= The Framing of the Shrew =

1929 film

The Framing of the Shrew is a 1929 American comedy film. It features an African American cast. It was produced by Al Christie and the story was by Octavus Roy Cohen. It was directed by Arvid E. Gillstrom. The plot depicts a husband who gets the upper hand on his wife using various tactics.

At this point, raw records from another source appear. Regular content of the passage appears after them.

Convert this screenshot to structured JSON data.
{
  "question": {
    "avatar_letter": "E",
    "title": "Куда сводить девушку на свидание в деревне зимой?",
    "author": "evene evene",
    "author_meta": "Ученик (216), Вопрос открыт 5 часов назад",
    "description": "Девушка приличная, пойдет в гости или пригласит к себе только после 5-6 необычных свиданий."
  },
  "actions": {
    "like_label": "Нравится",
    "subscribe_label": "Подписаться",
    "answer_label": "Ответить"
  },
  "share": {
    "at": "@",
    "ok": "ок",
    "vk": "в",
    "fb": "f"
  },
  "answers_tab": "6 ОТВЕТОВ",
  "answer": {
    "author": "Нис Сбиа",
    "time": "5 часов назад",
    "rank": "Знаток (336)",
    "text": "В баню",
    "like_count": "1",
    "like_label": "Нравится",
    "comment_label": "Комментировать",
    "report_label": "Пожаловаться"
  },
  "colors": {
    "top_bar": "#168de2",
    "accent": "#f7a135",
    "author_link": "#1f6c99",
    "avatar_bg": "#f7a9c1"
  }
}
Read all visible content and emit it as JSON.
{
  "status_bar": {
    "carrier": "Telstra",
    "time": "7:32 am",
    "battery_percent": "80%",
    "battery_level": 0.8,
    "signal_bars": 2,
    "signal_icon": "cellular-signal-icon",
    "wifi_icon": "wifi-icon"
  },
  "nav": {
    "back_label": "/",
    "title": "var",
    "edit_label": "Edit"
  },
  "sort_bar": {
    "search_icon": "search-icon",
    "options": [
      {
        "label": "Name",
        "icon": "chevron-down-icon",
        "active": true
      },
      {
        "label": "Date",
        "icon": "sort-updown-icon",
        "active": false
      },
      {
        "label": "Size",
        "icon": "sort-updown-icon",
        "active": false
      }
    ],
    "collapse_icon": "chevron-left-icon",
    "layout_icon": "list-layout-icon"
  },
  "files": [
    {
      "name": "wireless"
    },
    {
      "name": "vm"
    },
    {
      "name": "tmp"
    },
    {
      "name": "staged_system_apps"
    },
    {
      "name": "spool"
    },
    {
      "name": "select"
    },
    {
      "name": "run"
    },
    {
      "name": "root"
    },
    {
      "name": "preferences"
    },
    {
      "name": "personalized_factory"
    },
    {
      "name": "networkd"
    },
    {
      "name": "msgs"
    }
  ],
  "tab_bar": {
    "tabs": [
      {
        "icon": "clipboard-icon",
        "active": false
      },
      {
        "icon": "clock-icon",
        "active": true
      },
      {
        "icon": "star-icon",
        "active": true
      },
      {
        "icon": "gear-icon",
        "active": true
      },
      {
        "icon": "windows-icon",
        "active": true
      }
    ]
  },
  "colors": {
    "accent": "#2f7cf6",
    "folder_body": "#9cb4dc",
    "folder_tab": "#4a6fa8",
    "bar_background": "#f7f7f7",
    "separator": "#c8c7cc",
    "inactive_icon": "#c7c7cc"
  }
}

Framing of the Shrew was one in a series of films made from Cohen's stories featuring the same characters portrayed by established African American actors and vaudeville performers.

== Synopsis ==
Privacy Robson decides that he must be free of his wife, Clarry, as she has been pushing for him to find a job. His friend Florian Slappey advises him to go on a hunger strike to get even with her. Privacy takes this advice, however he is unable to resist sneaking some of his wife's cooking even after declining to eat supper. In the end Privacy wins out and is able to continue his daily routine.

==Cast==
- Evelyn Preer as Clarry Robson
- Edward Thompson as Privacy Robson
- Charles Olden as Florian Slappey
- Spencer Williams as Lawyer Evans Chew
- Roberta Hyson as Mallissie Cheese

== Reception ==
In his book The First Hollywood Sound Shorts, 1926-1931, Edwin M. Bradley noted that the film "plays more overtly to the white vision of the shiftless black male".